Sunday, April 24, 2011

PACE trial: adverse events for CBT (89%) and GET (93%) in ME/CFS are very common

Frank NM Twisk, Michael Maes, Cort Johnson:

Letter to the Editor,


Cognitive behaviour therapy/graded exercise therapy is not an effective treatment for Myalgic Encephalomyelitis/Chronic Fatigue Syndrome.

Frank NM Twisk, Michael Maes, Cort Johnson.


According to White et al. (1) "either cognitive behaviour therapy (CBT) or graded exercise therapy (GET), when added to specialist medical care (SMC), are effective treatments for chronic fatigue syndrome (CFS)".

The size of this effect is however very moderate, while 60% reported they did not see a positive result in Global Impression of Health Scale benefit.

The Work and Social Adjustment scale indicated the average CBT/GET patient was still at the borderline of being 'very severely impaired'.

The conclusion is that these treatments cannot be considered to be effective (1) or curative (2).

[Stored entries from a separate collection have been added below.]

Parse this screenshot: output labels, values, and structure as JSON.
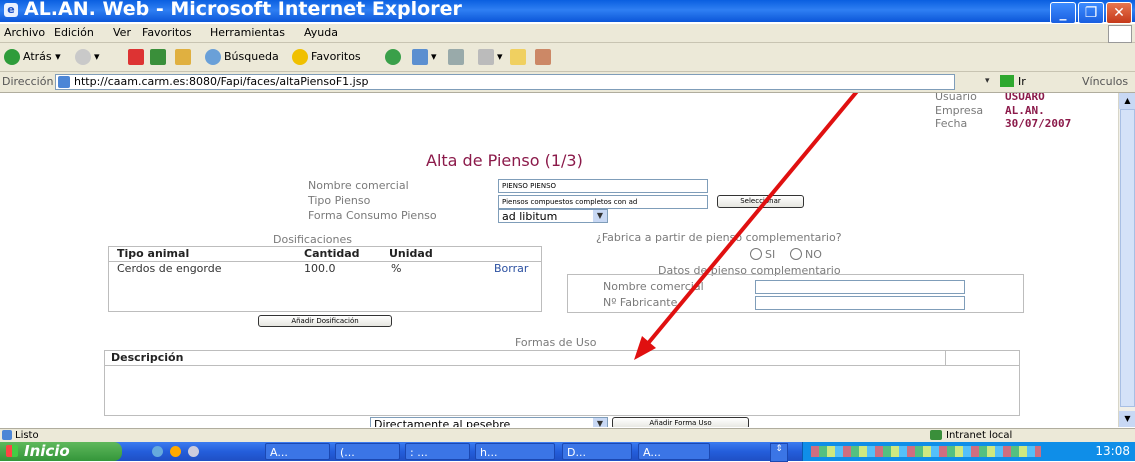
{
  "window": {
    "title": "AL.AN. Web - Microsoft Internet Explorer"
  },
  "menu": [
    "Archivo",
    "Edición",
    "Ver",
    "Favoritos",
    "Herramientas",
    "Ayuda"
  ],
  "toolbar": {
    "back": "Atrás",
    "search": "Búsqueda",
    "favorites": "Favoritos"
  },
  "address": {
    "label": "Dirección",
    "url": "http://caam.carm.es:8080/Fapi/faces/altaPiensoF1.jsp",
    "go": "Ir",
    "links": "Vínculos"
  },
  "user_info": {
    "user_label": "Usuario",
    "user_value": "USUARO",
    "company_label": "Empresa",
    "company_value": "AL.AN.",
    "date_label": "Fecha",
    "date_value": "30/07/2007"
  },
  "form": {
    "title": "Alta de Pienso (1/3)",
    "nombre_label": "Nombre comercial",
    "nombre_value": "PIENSO PIENSO",
    "tipo_label": "Tipo Pienso",
    "tipo_value": "Piensos compuestos  completos con ad",
    "seleccionar": "Seleccionar",
    "forma_label": "Forma Consumo Pienso",
    "forma_value": "ad libitum"
  },
  "dosificaciones": {
    "title": "Dosificaciones",
    "headers": [
      "Tipo animal",
      "Cantidad",
      "Unidad"
    ],
    "rows": [
      {
        "tipo": "Cerdos de engorde",
        "cantidad": "100.0",
        "unidad": "%",
        "action": "Borrar"
      }
    ],
    "add_button": "Añadir Dosificación"
  },
  "complementario": {
    "question": "¿Fabrica a partir de pienso complementario?",
    "si": "SI",
    "no": "NO",
    "datos_title": "Datos de pienso complementario",
    "nombre_label": "Nombre comercial",
    "fabricante_label": "Nº Fabricante"
  },
  "formas_uso": {
    "title": "Formas de Uso",
    "header": "Descripción",
    "select_value": "Directamente al pesebre",
    "add_button": "Añadir Forma Uso"
  },
  "status": {
    "left": "Listo",
    "zone": "Intranet local"
  },
  "taskbar": {
    "start": "Inicio",
    "items": [
      "A...",
      "(...",
      ": ...",
      "h...",
      "D...",
      "A..."
    ],
    "clock": "13:08"
  },
  "colors": {
    "title_accent": "#8b1a4a",
    "value_accent": "#8b1a4a",
    "annotation_arrow": "#e01010"
  }
}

More importantly, due to the selection criteria, the participants cannot be considered to be CFS patients, e.g. 47% met criteria for psychiatric disorders, while the two subjective measures fatigue and physical function are largely insufficient to establish recovery:

cut-off scores on these measures do not correspond with a CFS diagnosis.

Moreover, an improvement in "fatigue" is not reflected by a significant objective improvement,
e.g. in physical activity (3).

When looking at the only objective measure (1), i.e., meters walked in 6 minutes (CBT: 354; GET: 379; compared to 349 for SMC after treatment), CBT and GET hardly qualify as "moderately effective".

As recently has been confirmed (4),

CBT and GET are not effective and even potentially harmful for many ME/CFS patients (5).

According to (1)

non-serious adverse events for CBT (89%) and GET (93%)

are very common.



Therefore the claim that

"CBT and GET can safely be added to SMC" (1)

cannot be substantiated.


References:

1. White PD, Goldsmith KA, Johnson AL, Potts L, Walwyn R, DeCesare JC, et al. Comparison of adaptive pacing therapy, cognitive behaviour therapy, graded exercise therapy, and specialist medical care for chronic fatigue syndrome (PACE): a randomised trial. The Lancet 2011 Feb 17. doi: 10.1016/S0140-6736(11)60096-2.
2. Wessely, S. Chronic fatigue syndrome - trials and tribulations. JAMA 2001; 286; 1378-9. doi: 10.1001/jama.286.11.1378.
3. Wiborg JF, Knoop H, Stulemeijer M, Prins JB, Bleijenberg G. How does cognitive behaviour therapy reduce fatigue in patients with chronic fatigue syndrome? The role of physical activity. Psychol Med 2010; 40: 1-7. doi: 10.1007/s10067-009-1339-0.
4. Núñez M, Fernández-Solà J, Nuñez E, Fernández-Huerta JM, Godás-Sieso T, Gomez-Gil E. Health-related quality of life in patients with chronic fatigue syndrome: group cognitive behavioural therapy and graded exercise versus usual treatment. A randomised controlled trial with 1 year of follow-up. Clin Rheumatol 2011 Jan 15. doi: 10.1007/s10067-010-1677-y.
5. Twisk FNM, Maes M. A review on cognitive behavorial therapy (CBT) and graded exercise therapy (GET) in myalgic encephalomyelitis (ME) / chronic fatigue syndrome (CFS): CBT/GET is not only ineffective and not evidence-based, but also potentially harmful for many patients. Neuro Endocrinol Lett 2009; 30: 284-99.